Well, okay. Perhaps not. But at least I would have hesitated, pondering whether or not I should invade Mr. Lindy’s privacy. As it was, I went right in and opened the notebook.

He was a lawyer, all right. Everything was documented—neatly organized, dated and labeled, even though it appeared to be a personal scrapbook. The first thing inside was a studio portrait of a woman in her early forties, a little older than me, maybe my brother’s age. She had short blond hair and green eyes. Her sharp nose and the determined angle of her jaw reminded me very much of Benjamin Lindy. She had his wry smile, too, though on a beautiful woman, the effect was quite different than on an old gentleman. Her name was printed at the bottom of the photo: Rachel Brazos. The date: Last Christmas.

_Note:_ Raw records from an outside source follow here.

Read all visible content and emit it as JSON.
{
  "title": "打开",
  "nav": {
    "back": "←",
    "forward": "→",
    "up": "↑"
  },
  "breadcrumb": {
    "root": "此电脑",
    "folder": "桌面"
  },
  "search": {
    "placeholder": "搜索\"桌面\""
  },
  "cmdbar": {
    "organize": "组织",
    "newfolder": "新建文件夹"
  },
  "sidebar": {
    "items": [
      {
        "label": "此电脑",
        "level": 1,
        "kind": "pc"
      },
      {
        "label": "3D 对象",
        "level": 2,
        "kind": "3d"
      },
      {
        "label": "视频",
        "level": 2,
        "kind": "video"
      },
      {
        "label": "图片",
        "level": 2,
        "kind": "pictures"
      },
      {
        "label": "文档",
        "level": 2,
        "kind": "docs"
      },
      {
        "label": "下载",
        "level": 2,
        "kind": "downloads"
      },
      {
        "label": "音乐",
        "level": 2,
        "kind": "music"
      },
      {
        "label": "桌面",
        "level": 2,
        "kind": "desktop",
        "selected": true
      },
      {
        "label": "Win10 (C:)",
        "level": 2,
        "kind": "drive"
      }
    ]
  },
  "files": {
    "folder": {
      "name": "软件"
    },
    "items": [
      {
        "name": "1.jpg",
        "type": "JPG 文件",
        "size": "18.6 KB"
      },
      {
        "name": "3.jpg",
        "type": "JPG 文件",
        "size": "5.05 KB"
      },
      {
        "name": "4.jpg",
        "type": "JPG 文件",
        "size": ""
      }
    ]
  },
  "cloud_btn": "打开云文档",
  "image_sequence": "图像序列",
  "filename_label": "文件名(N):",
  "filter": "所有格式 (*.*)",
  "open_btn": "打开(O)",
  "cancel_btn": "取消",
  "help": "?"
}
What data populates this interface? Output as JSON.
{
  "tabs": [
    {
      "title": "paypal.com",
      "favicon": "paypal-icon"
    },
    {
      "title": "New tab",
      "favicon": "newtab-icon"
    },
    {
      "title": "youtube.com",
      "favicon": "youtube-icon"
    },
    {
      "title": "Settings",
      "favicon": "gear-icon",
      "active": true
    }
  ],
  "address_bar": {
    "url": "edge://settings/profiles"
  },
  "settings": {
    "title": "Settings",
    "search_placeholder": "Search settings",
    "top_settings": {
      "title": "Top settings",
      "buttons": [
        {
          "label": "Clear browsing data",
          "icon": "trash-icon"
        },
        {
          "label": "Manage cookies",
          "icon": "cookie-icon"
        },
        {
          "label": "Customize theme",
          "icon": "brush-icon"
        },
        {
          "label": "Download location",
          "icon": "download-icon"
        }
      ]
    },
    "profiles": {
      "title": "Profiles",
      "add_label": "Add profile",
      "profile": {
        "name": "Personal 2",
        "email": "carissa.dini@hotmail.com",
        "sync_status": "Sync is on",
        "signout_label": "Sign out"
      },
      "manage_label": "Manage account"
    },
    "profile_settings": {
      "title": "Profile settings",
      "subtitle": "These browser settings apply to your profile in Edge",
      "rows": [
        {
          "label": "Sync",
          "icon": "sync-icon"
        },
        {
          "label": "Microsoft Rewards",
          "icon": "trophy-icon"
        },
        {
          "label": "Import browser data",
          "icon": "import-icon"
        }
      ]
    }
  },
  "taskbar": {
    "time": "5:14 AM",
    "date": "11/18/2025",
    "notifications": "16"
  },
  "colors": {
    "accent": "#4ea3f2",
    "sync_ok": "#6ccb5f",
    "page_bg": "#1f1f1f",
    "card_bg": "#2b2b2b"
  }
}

The next page: a letter Rachel had written to her father. She asked whether the family ranch had gotten any rain. She invited her father to visit in Corpus Christi. She wrote about the tiles she had chosen for her kitchen remodeling, a play her two little girls had performed in school. She signed the note XOX, Rae. Nothing consequential. The letter was dated about a month before the photo was taken.

Some pictures of the two Brazos girls followed. Halloween. School picture day. I flipped through them quickly. They were painful to look at.

There were some news clippings about Rachel’s career at a local law firm. Following in her father’s footsteps. One article recounted a criminal case she’d worked in conjunction with the district attorney’s office. Apparently that’s how she’d met her future husband, Peter Brazos. Rachel’s successful legal career had been put on hold. Relatively late, she’d decided to become a wife and mother.

Like Maia. A little too much like Maia.

I kept turning pages. A few years farther back in time, one picture was labeled: Rachel Lindy, graduation, Texas A&M. Her hair was longer, swept over one shoulder. Her eyes gleamed with humor and confidence.